Ficção, ou...o dia em que o sujeito dormiu em Icaraí, acordou em Copacabana, dormiu de novo e acordou em Icaraí...
Texto
restaurado e remixado
Mergulhei fundo no mundo da ficção quando escrevi meu
primeiro romance, “5 e 15”, que foi lançado em 2007. Não foram poucas as
pessoas que leram o livro e depois mandaram e-mails de perguntas do gênero
“como nasceu a ideia que você colocou no capítulo X”. Sempre respondi “não sei”
porque de fato não tenho noção de onde vem os devaneios.
Por isso senti muito receio em lançar o romance, que
levei uns nove anos escrevendo, parando, quase desistindo. Minha escola é o
Jornalismo, totalmente ligado ao fato, a realidade, informação consolidada,
apurada, checada, rechecada. Como estou me movimentando para escrever um
segundo romance as idéias parecem albatrozes me circundando.

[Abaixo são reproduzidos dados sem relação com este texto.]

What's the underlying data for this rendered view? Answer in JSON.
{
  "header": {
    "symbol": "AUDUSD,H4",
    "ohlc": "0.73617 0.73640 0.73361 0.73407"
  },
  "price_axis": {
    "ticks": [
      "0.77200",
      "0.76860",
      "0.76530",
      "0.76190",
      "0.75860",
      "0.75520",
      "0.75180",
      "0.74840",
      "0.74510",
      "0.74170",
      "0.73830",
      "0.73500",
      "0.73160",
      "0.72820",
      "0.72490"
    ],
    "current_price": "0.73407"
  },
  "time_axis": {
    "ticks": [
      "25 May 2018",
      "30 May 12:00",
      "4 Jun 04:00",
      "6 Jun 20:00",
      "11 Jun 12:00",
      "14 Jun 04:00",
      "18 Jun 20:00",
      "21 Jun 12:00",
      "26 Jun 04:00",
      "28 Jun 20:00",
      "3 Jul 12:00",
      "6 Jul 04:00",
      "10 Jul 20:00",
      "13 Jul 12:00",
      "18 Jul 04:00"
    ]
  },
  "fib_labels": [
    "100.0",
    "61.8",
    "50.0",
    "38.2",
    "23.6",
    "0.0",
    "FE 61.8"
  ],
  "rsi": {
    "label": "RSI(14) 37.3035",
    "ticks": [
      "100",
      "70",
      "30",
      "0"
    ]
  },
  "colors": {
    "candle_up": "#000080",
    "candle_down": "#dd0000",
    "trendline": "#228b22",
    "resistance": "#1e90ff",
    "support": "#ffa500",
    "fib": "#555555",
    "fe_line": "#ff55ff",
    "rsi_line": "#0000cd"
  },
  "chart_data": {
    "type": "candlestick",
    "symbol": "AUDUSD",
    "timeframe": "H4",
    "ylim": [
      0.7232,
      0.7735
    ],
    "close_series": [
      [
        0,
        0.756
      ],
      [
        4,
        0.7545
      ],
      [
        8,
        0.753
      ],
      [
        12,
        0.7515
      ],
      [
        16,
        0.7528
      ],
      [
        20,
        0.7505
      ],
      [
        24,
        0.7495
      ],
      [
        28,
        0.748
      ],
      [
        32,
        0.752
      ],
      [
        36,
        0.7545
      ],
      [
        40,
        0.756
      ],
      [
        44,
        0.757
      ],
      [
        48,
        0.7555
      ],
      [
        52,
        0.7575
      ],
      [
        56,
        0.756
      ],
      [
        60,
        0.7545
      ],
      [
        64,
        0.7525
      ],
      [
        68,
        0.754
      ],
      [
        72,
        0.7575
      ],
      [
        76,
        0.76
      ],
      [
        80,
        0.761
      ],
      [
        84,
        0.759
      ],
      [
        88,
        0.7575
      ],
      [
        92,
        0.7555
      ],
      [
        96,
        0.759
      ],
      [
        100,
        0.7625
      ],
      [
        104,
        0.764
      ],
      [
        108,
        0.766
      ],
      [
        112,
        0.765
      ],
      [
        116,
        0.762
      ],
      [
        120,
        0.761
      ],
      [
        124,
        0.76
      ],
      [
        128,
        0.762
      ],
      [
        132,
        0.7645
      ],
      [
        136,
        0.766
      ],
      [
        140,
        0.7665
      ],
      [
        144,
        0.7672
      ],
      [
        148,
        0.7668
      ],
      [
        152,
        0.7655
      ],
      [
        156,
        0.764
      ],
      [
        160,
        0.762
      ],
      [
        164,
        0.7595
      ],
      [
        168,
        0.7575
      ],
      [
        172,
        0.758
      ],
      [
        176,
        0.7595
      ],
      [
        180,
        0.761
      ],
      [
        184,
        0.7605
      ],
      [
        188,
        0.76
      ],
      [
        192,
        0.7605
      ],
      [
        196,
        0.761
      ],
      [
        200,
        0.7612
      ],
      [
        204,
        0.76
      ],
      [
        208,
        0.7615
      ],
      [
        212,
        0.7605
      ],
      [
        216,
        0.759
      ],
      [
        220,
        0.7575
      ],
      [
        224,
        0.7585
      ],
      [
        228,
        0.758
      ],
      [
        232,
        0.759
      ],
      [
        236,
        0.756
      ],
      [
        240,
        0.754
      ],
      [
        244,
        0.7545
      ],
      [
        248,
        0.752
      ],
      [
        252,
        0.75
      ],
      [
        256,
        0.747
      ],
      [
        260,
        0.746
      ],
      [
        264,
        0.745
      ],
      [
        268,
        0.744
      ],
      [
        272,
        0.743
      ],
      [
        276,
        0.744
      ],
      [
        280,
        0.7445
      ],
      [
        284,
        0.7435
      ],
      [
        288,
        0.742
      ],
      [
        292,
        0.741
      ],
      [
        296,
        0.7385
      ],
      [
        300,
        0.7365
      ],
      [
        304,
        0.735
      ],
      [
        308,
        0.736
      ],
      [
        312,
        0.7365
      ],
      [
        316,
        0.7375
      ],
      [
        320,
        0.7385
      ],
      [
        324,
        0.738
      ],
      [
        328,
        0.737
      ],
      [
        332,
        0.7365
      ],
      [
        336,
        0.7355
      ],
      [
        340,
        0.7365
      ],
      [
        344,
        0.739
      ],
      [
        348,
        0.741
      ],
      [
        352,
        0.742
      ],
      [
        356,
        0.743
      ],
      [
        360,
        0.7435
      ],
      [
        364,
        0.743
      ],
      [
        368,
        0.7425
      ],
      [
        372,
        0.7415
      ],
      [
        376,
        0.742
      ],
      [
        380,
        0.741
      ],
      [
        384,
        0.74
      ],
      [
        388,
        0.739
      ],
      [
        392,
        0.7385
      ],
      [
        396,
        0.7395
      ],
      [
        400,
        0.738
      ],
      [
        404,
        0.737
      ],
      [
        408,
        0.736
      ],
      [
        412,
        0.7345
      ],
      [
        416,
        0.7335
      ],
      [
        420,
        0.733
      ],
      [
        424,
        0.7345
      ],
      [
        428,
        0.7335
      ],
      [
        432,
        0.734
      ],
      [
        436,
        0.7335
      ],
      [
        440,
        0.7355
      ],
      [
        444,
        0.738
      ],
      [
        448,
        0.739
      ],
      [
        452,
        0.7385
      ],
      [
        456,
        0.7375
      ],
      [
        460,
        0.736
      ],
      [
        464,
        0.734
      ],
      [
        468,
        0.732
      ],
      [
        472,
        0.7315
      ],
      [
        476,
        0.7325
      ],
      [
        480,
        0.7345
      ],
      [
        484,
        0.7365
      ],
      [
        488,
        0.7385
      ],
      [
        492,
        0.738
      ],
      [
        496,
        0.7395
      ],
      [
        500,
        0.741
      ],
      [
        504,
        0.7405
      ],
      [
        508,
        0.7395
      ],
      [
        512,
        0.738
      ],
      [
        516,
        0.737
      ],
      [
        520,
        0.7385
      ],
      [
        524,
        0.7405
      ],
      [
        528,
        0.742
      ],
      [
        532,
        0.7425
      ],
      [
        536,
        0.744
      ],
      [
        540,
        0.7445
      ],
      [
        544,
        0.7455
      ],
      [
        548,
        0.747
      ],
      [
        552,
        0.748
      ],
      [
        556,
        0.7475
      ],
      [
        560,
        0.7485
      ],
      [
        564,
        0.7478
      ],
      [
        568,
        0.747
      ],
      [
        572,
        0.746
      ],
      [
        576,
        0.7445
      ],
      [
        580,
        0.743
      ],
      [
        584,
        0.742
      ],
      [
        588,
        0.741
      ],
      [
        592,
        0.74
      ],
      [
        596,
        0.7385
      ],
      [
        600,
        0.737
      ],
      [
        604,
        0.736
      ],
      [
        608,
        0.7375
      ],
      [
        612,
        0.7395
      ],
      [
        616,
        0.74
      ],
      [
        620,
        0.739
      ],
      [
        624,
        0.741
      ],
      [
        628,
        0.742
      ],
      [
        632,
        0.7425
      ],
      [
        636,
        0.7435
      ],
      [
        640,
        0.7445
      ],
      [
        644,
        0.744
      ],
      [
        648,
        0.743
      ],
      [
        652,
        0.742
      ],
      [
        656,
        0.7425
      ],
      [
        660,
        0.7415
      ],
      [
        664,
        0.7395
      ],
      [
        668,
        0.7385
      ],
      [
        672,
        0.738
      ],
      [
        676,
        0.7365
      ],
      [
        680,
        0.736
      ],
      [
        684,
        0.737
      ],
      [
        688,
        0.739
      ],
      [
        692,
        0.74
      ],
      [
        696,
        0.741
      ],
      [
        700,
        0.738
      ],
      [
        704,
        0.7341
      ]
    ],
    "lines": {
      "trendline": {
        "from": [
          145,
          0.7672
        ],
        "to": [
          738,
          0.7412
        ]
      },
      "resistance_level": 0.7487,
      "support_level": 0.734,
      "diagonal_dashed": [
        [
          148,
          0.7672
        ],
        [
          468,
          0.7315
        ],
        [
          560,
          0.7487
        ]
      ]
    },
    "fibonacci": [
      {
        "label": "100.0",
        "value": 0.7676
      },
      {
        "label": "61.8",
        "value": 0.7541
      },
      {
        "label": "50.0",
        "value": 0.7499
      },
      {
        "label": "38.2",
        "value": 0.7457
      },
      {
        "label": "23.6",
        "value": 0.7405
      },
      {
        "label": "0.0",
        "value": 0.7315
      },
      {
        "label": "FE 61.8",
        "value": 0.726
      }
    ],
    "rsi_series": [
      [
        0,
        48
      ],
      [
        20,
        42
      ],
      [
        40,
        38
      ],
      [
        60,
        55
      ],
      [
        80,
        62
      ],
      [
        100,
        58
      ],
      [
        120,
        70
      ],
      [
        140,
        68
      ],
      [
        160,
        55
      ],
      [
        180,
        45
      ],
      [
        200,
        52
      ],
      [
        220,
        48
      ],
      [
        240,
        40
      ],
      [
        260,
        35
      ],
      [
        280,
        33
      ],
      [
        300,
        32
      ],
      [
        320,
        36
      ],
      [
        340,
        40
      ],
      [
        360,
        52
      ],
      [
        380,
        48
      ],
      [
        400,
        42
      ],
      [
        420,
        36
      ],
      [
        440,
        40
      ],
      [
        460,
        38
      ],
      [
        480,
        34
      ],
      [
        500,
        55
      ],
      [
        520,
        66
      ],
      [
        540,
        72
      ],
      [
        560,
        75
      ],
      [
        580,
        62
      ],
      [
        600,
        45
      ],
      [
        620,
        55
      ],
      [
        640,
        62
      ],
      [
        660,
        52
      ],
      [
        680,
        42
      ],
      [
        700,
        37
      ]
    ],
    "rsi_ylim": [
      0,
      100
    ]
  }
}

O mundo da ficção permite tudo, absolutamente tudo. Assisti
a uma temporada do seriado “24 horas”, um dos mais delirantes vôos ficcionais
que já vi na TV. Claro que perde para Superman, Homem Aranha, Iron Man mas uma
bomba nuclear explodindo em Los Angeles e toda a confusão sendo resolvida
praticamente por um único homem (o agente Jack Bauer), que com uma única
pistola mata 15 por minuto, mostra que o delírio dos roteiristas de ficção não
tem qualquer limite.
Todo ser humano tem suas ficções. Isso é fato
comprovado até por revistas de fofocas. Existem as ficções do bem, que se
transformam em livros, filmes, peças de teatro, poesias, letras de música e as
do mal, muito chegadas a paranóias, medos inexplicáveis e dezenas de outras
conseqüências. Fato é que há muitos anos li num livro que botar pra fora as
boas ficções faz bem a saúde.
Eventualmente me aventuro a escrever devaneios
totalmente ficcionais. Mas, ainda assim, alguns leitores perguntam se o que
escrevi aconteceu ou não. Ou então, se aquela idéia foi inspirada em alguma
experiência pessoal que vivi, enfim, parece que alguns leitores precisam ver um
pouco de realidade nas ficções. Uma delas se chamou “Nado Noturno” (que já
publiquei aqui na Coluna) e foi apenas um devaneio. Não, mais do que um
devaneio. Eu realmente senti desejo de realizar o nado noturno descrito no
texto, nas condições emocionais em que se encontrava o personagem.
Mas se os leitores perguntarem como aquela idéia veio à
tona, sinceramente não saberei explicar. Sentei no computador, abri o programa
de texto e o cursor ficou piscando, piscando, provocando como as canetas no
passado diante de uma folha em branco de papel. Veio a ideia de escrever alguma
coisa sobre o amor, e acho que “Nado Noturno” raspa, sim, no amor, mas quando
comecei a escrever o texto foi nadando sozinho, como um carrinho de rolimã
descendo uma ladeira.
Tenho colegas jornalistas que se dão muito bem com a
ficção, mas eles sempre dizem que o pavio é aceso por algum elemento factual,
alguma coisa que aconteceu ou que eles achavam que iria acontecer. Outros não
conseguem. No máximo produzem uns ensaios, sempre baseados em fatos, dados,
comprovações.
Um de meus primeiros textos de ficção brotou da
história que foi contada em uma roda por um lendário cascateiro de Niterói, que
já citei aqui na Coluna. Ele disse que certa vez estava numa bóia de pneu de
caminhão na Praia de Icaraí, pegou no sono e acordou em Copacabana. Sem ter o
que fazer, dormiu de novo e acordou em Icaraí. E ai daquele que o questionasse
porque além de truculento ele brigava bem pra cacete. Tanto que, anos mais
tarde quando publiquei a história num jornal local (totalmente maquiada,
disfarçada, cheia de artifícios, mas não adiantou porque ele reconheceu) o cara
andou me procurando. Diziam que queria me dar uma surra.
Até que o acaso me fez encontrá-lo na fila do extinto
cinema Icaraí e ele me tratou
amavelmente, ofereceu pipoca e o falecido (eu acho) Chucola, drops de Coca
Cola. Entendi. No fundo, ele adorou ver sua história publicada, apesar de todas
as deformações que cometi para ocultá-lo. Vai entender. Aliás, entender pra que?
Por que temos essa cisma de querer entender muitas coisas que nos são
totalmente inexplicáveis, entre elas a ficção?
P.S. – Para mim disco voador é igual a patrocínio. Já vi mas não acredito.